Saturday, June 03, 2006

Scripting the Founding Myth

Every great undertaking has its founding myth: the abduction of Helen, the Long March, two guys in a garage…. The undertakings we are midwives for are usually more prosaic than the Trojan War, but their need for a founding myth is nearly as great.

For example, five years ago, we facilitated an event to launch the strategic change program of a United Nations agency focused on rural poverty. Though that project has ended, people at this agency still refer to ‘the spirit of Milan’ when they want their colleagues to display collegial behavior. Fifty people working with us for three days in Milan has become the founding myth of all subsequent cross-agency initiatives.

A year ago, we facilitated eighty people for three days in Edinburgh to bring together disparate leasing activities of a major bank. Now that they have a shared destiny, they continue to refer to our work together as the starting point of their new business.

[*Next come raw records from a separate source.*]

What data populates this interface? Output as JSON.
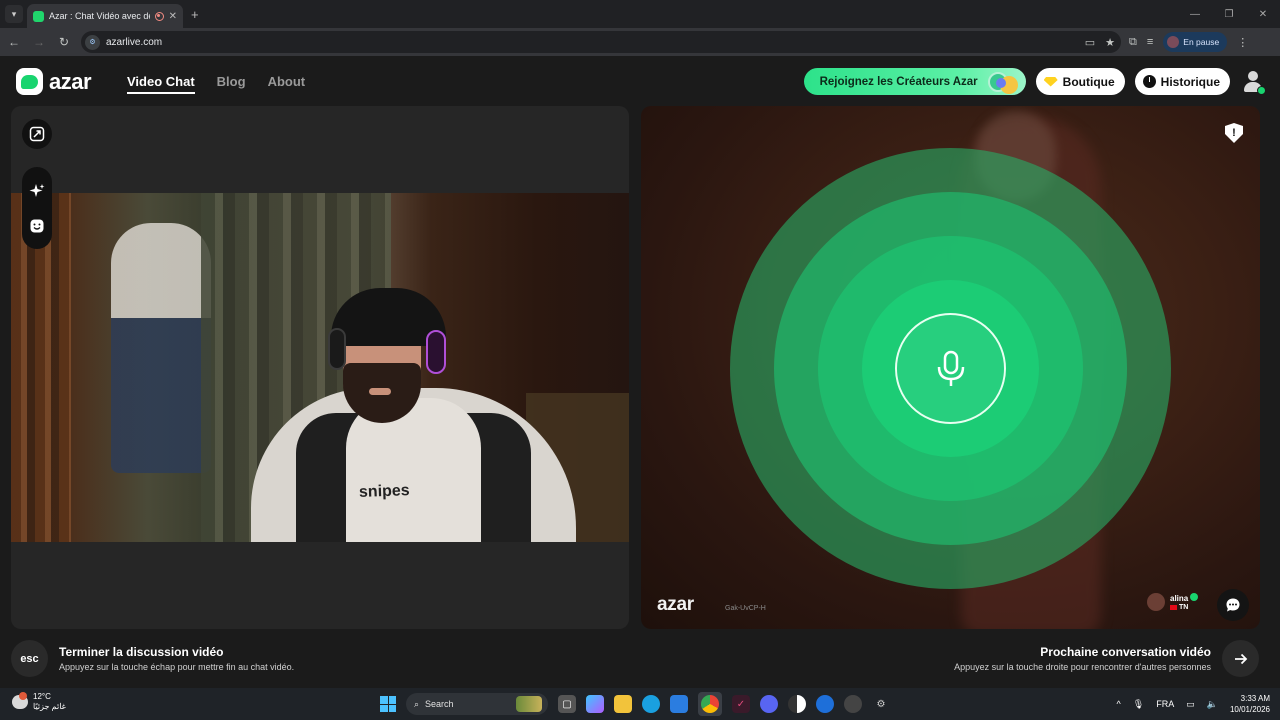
{
  "browser": {
    "tab_title": "Azar : Chat Vidéo avec de n",
    "url": "azarlive.com",
    "profile_label": "En pause"
  },
  "header": {
    "logo_text": "azar",
    "nav": [
      {
        "label": "Video Chat",
        "active": true
      },
      {
        "label": "Blog",
        "active": false
      },
      {
        "label": "About",
        "active": false
      }
    ],
    "creators_label": "Rejoignez les Créateurs Azar",
    "shop_label": "Boutique",
    "history_label": "Historique"
  },
  "remote": {
    "watermark": "azar",
    "session_id": "Gak-UvCP-H",
    "peer_name": "alina",
    "peer_country": "TN"
  },
  "bottom": {
    "esc_label": "esc",
    "end_title": "Terminer la discussion vidéo",
    "end_sub": "Appuyez sur la touche échap pour mettre fin au chat vidéo.",
    "next_title": "Prochaine conversation vidéo",
    "next_sub": "Appuyez sur la touche droite pour rencontrer d'autres personnes"
  },
  "camera": {
    "shirt_text": "snipes"
  },
  "taskbar": {
    "temp": "12°C",
    "weather_desc": "غائم جزئيًا",
    "search_label": "Search",
    "language": "FRA",
    "time": "3:33 AM",
    "date": "10/01/2026"
  },
  "colors": {
    "accent_green": "#19d46f",
    "background": "#1b1b1b"
  }
}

A single black & white board illustrating the final report out of this event is the first thing one sees on the wall when entering the headquarters of this new business line.

Anyone who has heard Frances describe the funeral of old-style industrial relations on a US military installation and the birth of a new collaborative culture in its place knows what our role is in scripting the founding myth.

For me, the difference between a good event and a great event hangs on two variables:
1. Were we as a krew firing on all cylinders? Did we create something we never imagined we were capable of?

and

2. Did the participants create their myth? Do they have a story to tell throughout the life of their undertaking. Be it a new business or merely a complex project.

And since my ambition is to deliver great events, time after time, I sometimes fall into the trap of trying to sell the founding-myth type of event when all that’s wanted is help in untangling a complex problem. The market may be pulling us to scale our work down (and this might event be the key to our survival, cf., Clayton Christensen, The Innovator’s Dilemma). For me, though, the motivation comes from trying to scale it up, from taking a run-of-the-mill merger and making its protagonists the actors in a new myth.